Spiegelman resurrects these comic “ghosts” (Katzenjammer Kids, Kinder Kids, Happy Hooligan, etc.), and they appear throughout the No Towers comic series. I believe the beauty, clarity, and intelligence of these comics comforted and soothed the author during a chaotic and fearful time.

(Originally published in Connections, September 2006)

Persepolis / Persepolis 2, by Marjane Satrapi

Central Books: PN6747.S245 P4713 2003 / PN6747.S245 P4913 2004

Maybe you think you’re not interested in graphic novels. So did I. These two books by Iranian writer/artist Marjane Satrapi have convinced me to take a closer look at this increasingly respected genre.

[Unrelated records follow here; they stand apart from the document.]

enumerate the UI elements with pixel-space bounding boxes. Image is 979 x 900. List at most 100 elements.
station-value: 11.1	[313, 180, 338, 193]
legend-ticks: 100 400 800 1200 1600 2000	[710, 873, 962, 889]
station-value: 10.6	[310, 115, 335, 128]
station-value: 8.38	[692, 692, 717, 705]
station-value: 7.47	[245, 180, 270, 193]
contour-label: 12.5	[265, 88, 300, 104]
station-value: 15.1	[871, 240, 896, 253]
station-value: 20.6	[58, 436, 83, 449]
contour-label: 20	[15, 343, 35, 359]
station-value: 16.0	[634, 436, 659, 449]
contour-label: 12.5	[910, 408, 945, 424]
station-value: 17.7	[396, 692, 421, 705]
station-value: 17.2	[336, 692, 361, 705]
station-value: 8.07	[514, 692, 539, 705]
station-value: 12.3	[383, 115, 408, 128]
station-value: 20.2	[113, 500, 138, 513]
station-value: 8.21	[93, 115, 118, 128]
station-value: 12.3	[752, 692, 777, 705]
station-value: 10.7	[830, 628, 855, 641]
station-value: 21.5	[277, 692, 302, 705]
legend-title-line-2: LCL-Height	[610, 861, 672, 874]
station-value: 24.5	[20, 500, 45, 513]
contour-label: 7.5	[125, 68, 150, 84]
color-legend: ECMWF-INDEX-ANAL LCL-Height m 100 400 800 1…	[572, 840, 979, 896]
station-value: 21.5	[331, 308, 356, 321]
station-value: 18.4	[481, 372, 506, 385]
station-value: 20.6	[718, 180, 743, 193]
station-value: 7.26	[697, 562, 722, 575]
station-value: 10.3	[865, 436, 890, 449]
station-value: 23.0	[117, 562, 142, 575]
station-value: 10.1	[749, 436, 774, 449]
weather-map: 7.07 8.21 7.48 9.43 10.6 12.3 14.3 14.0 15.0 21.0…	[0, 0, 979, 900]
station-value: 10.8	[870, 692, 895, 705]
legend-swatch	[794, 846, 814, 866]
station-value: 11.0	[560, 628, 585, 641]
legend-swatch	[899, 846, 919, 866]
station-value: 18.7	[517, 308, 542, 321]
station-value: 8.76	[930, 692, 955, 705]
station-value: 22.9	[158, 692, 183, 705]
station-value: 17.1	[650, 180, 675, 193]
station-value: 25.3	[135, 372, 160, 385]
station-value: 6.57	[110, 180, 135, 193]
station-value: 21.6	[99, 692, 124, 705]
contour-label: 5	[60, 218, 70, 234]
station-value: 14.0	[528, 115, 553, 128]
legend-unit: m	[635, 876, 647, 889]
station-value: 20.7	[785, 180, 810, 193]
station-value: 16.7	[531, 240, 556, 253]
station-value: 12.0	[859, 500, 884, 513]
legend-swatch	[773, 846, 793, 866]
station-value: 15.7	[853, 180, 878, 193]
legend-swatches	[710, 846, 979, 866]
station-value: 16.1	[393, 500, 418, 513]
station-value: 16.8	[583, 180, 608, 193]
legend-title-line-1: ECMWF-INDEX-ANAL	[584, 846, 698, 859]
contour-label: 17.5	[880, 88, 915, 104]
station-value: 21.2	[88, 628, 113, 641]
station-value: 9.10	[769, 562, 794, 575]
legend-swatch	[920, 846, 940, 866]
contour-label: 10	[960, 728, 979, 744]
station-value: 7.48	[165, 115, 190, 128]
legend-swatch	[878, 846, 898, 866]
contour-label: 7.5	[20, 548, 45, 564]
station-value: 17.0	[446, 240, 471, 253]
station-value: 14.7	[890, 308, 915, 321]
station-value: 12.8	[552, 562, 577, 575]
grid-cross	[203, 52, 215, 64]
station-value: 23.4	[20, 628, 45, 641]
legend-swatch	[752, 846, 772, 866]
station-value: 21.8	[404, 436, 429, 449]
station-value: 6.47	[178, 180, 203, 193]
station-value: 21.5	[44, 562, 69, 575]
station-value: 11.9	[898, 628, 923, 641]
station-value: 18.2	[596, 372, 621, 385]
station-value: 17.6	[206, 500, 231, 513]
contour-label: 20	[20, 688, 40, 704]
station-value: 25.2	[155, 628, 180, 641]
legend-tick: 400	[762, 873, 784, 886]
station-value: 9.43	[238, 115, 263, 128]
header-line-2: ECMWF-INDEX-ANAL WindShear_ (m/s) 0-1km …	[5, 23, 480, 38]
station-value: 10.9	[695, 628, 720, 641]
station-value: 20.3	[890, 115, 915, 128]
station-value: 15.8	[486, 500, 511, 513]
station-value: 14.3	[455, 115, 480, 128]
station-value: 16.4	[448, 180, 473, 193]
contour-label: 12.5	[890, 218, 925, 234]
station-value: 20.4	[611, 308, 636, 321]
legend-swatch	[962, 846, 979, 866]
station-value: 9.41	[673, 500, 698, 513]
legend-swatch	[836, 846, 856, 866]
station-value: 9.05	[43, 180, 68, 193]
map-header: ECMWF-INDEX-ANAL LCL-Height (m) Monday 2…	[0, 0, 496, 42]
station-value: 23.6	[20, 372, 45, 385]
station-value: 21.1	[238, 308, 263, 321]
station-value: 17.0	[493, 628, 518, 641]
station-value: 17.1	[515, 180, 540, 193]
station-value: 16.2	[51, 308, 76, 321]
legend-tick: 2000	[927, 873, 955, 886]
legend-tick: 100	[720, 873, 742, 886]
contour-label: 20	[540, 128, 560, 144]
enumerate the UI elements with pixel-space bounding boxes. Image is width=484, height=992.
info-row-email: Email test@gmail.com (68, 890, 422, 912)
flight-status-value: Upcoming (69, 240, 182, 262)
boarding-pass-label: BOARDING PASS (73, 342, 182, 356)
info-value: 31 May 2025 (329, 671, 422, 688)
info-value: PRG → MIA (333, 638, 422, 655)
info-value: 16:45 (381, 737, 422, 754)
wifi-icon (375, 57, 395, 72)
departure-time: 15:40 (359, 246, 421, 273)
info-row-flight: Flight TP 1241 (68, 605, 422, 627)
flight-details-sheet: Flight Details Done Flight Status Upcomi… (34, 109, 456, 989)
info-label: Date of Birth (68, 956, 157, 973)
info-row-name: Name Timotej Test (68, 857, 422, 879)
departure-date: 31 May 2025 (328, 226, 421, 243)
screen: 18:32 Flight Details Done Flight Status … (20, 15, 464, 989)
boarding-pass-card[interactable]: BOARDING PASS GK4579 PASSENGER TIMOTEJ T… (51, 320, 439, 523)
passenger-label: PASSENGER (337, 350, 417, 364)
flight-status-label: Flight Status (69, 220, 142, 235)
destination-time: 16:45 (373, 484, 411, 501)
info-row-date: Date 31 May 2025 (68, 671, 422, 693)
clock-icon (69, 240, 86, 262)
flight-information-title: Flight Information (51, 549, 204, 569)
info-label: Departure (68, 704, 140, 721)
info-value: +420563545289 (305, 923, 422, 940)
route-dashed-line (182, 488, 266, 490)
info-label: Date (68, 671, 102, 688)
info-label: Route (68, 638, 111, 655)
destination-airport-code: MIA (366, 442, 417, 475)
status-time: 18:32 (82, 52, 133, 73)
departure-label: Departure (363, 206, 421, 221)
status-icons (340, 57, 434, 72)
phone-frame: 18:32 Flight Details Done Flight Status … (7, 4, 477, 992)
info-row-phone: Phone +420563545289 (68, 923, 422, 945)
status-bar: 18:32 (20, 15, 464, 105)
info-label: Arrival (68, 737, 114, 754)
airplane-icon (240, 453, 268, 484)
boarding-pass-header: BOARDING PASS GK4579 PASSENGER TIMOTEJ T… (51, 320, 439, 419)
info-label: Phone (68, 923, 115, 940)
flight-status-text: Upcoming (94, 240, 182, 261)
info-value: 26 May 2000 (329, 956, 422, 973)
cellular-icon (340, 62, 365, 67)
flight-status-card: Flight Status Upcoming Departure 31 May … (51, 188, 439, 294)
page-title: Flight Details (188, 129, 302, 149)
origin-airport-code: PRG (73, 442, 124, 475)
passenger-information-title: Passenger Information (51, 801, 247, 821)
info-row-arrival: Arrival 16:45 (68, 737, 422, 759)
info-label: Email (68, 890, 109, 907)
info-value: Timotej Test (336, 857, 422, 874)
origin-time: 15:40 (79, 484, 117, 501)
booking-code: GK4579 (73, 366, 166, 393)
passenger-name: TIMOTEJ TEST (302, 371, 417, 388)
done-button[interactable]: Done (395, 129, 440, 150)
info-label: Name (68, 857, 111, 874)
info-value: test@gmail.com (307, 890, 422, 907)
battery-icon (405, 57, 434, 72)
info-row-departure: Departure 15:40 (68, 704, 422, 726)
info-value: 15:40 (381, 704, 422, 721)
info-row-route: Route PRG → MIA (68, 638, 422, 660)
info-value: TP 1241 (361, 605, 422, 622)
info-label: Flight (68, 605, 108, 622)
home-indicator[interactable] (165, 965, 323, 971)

Persepolis focuses on Satrapi’s early years, up until she was 15 years old, when her parents sent her to Austria to escape government oppression. Persepolis 2 picks up there, follows her adventures in Austria, her return to Iran, and ends with her leaving Iran again for an expatriate life in France.

Satrapi’s droll sense of humor had captured me by the first book’s second frame. The first frame of the author (as a child) in her scarf, followed by a second frame filled with a row of identical little girl in headscarves (with the author barely in frame), deftly illustrates—with a kind of heartbreaking humor—the loss of identity many girls felt when Iran began mandating the covering of women after the revolution.

The narrator’s voice changes as her protagonist matures. The child’s voice dominates in Persepolis—boisterous and belligerent, naïve and innocent. Marjane the child roars through life, determined to experience everything, and all but ignores the oppressive nature of the world around her. It is this very lust for life that her parents wish to encourage but fear will endanger her. She is sent away.

In Persepolis 2, Marjane’s voice matures. As she tries to find her way in a foreign country whose language she does not speak, her innocence slowly dies away. It is that loss we mourn, as she becomes emotionally, then monetarily, then physically destitute.

This description makes these books sound dark and morose, and yet there is always that sparkle, that twinkle in the eye that appreciates the absurd amid the saddest situation. Marjane’s story shakes its fist at life, defying it to tear down a strong and joyous spirit.